After delaying a decision for several weeks, the U.S. government today listed the polar bear as threatened under the Endangered Species Act (ESA), creating new protections for the bears in their Alaskan habitat. (Watch video.)
But officials emphasized that the decision will not be used to determine U.S. climate policy.
At today's announcement, Secretary of the Interior Dirk Kempthorne noted the dramatic decline of Arctic sea ice as the greatest threat to the bears.
Polar bears live in the Arctic and hunt seals and other fatty marine mammals from sea ice. They also travel, mate, and sometimes give birth on the ice.
But sea ice is melting as the planet warms, and it is predicted to continue to do so for several more decades. (Related: "Shrinking Arctic Sea Ice Thinner, More Vulnerable" [March 18, 2008].)

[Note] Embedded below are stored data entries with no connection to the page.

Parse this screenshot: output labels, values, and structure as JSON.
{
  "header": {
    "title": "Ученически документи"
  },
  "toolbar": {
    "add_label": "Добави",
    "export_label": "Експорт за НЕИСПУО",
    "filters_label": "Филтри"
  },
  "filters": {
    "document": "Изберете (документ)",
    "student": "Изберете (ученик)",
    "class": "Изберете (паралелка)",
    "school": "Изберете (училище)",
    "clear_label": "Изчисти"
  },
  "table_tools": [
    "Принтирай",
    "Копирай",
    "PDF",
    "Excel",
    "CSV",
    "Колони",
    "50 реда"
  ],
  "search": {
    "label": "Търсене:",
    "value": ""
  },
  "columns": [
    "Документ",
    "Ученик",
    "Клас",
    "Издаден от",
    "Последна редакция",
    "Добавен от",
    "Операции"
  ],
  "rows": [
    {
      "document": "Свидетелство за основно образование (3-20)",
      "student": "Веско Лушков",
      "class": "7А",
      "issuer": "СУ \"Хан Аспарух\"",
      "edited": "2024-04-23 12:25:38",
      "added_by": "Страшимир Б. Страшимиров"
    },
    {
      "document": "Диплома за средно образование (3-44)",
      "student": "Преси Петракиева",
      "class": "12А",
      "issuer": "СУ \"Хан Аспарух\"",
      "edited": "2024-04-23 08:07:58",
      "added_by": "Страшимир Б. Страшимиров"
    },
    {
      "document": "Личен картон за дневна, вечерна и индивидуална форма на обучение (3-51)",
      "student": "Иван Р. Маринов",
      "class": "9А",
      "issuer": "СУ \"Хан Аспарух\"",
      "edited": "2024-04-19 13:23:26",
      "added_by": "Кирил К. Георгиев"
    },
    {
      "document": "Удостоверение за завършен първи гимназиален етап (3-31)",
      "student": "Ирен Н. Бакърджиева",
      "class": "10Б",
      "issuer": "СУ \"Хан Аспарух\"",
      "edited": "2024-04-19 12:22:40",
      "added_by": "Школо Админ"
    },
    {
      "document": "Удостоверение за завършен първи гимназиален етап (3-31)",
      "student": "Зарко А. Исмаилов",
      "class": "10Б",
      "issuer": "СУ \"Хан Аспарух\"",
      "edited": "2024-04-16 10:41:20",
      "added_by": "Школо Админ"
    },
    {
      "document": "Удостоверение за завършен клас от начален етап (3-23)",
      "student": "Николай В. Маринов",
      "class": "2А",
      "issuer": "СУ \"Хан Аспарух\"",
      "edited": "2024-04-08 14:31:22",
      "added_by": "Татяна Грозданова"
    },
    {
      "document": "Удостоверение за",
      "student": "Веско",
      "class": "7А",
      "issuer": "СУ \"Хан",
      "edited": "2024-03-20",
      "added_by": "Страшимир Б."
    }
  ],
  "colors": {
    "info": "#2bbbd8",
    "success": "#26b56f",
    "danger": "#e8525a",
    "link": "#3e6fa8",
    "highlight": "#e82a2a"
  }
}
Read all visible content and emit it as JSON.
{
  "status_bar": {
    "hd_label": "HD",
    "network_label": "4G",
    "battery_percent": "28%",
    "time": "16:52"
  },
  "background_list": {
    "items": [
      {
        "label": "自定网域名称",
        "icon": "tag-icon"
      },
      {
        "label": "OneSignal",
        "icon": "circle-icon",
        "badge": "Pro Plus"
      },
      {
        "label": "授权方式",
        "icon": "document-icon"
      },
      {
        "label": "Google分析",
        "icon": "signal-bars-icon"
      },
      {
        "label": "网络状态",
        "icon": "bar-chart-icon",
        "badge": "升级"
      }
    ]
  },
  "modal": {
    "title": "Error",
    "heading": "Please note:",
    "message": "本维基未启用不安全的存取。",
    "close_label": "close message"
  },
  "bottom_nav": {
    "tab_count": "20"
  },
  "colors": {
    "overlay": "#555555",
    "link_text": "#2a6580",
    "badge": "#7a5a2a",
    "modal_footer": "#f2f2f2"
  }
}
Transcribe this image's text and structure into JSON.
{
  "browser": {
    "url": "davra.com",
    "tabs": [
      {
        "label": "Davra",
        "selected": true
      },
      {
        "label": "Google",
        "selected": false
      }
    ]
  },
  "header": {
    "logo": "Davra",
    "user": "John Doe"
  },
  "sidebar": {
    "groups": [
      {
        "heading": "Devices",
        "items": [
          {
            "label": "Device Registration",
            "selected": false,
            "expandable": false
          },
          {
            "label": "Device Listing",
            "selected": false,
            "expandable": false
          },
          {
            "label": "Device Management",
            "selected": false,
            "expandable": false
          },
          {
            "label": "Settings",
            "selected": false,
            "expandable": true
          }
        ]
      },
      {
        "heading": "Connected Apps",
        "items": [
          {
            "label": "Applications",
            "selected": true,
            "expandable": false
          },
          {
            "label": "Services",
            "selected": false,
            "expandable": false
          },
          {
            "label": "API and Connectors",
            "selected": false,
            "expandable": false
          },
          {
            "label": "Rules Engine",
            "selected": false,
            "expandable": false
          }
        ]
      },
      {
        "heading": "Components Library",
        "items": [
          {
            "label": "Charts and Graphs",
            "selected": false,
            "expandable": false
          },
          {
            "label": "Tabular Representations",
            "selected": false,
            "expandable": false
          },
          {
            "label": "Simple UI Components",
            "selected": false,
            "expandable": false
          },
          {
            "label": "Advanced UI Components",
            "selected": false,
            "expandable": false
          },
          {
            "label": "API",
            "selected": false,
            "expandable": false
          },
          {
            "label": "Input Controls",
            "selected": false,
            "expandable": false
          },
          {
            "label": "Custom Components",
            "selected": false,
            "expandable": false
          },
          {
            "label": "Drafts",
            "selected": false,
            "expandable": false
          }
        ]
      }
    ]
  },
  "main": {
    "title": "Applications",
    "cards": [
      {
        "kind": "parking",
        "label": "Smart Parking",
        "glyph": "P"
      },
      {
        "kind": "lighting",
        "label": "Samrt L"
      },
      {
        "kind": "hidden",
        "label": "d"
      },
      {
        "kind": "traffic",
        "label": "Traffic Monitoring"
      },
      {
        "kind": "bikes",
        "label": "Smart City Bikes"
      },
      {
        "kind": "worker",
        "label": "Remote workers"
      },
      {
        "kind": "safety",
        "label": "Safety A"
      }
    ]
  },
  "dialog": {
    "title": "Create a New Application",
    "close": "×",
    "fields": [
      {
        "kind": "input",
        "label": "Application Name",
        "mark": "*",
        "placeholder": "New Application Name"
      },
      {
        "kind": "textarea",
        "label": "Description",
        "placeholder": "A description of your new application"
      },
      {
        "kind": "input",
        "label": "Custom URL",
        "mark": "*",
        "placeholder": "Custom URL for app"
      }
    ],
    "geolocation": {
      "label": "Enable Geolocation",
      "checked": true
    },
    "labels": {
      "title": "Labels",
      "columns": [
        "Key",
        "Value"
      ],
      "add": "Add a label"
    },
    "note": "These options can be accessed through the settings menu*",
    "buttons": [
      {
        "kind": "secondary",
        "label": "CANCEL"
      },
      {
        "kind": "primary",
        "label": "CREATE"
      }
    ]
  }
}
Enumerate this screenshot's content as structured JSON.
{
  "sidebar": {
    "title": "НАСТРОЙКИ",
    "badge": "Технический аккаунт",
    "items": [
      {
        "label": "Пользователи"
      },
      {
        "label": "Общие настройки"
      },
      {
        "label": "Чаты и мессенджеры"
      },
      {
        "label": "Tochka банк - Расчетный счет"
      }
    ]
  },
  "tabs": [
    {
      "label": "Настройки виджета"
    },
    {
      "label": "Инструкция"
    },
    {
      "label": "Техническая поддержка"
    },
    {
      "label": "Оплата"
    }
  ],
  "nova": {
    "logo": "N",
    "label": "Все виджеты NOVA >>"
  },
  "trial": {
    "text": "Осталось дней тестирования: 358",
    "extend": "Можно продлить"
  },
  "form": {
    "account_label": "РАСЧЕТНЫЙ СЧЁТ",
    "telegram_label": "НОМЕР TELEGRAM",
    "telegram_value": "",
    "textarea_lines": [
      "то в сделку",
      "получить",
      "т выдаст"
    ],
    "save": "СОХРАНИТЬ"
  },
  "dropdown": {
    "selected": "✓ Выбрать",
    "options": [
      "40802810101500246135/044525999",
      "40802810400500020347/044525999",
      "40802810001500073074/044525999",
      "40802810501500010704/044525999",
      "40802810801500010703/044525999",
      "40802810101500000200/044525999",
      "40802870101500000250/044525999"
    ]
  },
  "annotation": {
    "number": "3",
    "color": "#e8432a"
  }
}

"Because polar bears are vulnerable to this loss of habitat, they are—in my judgment—likely to become endangered in the foreseeable future," Kempthorne said during a press briefing.
Many scientists say human-induced global warming is directly responsible for the melting sea ice and have called for limits on greenhouse gas emissions to stem the loss.
But Kempthorne said that science is not yet able to link specific activities such as carbon dioxide emissions from a coal-fired power plant to impacts on individual polar bears.
Therefore, regulation of greenhouse gases from power plants, automobiles, and other sources is out of the scope of this legislation, he said.
"That would be a wholly inappropriate use of the Endangered Species Act," he said. "ESA is not the right tool to set U.S. climate policy."
Mixed Reactions
As part of the announcement, Kempthorne invoked a section of the Endangered Species Act that stipulates activities permissible under the Marine Mammal Protection Act are allowed to continue under the ESA.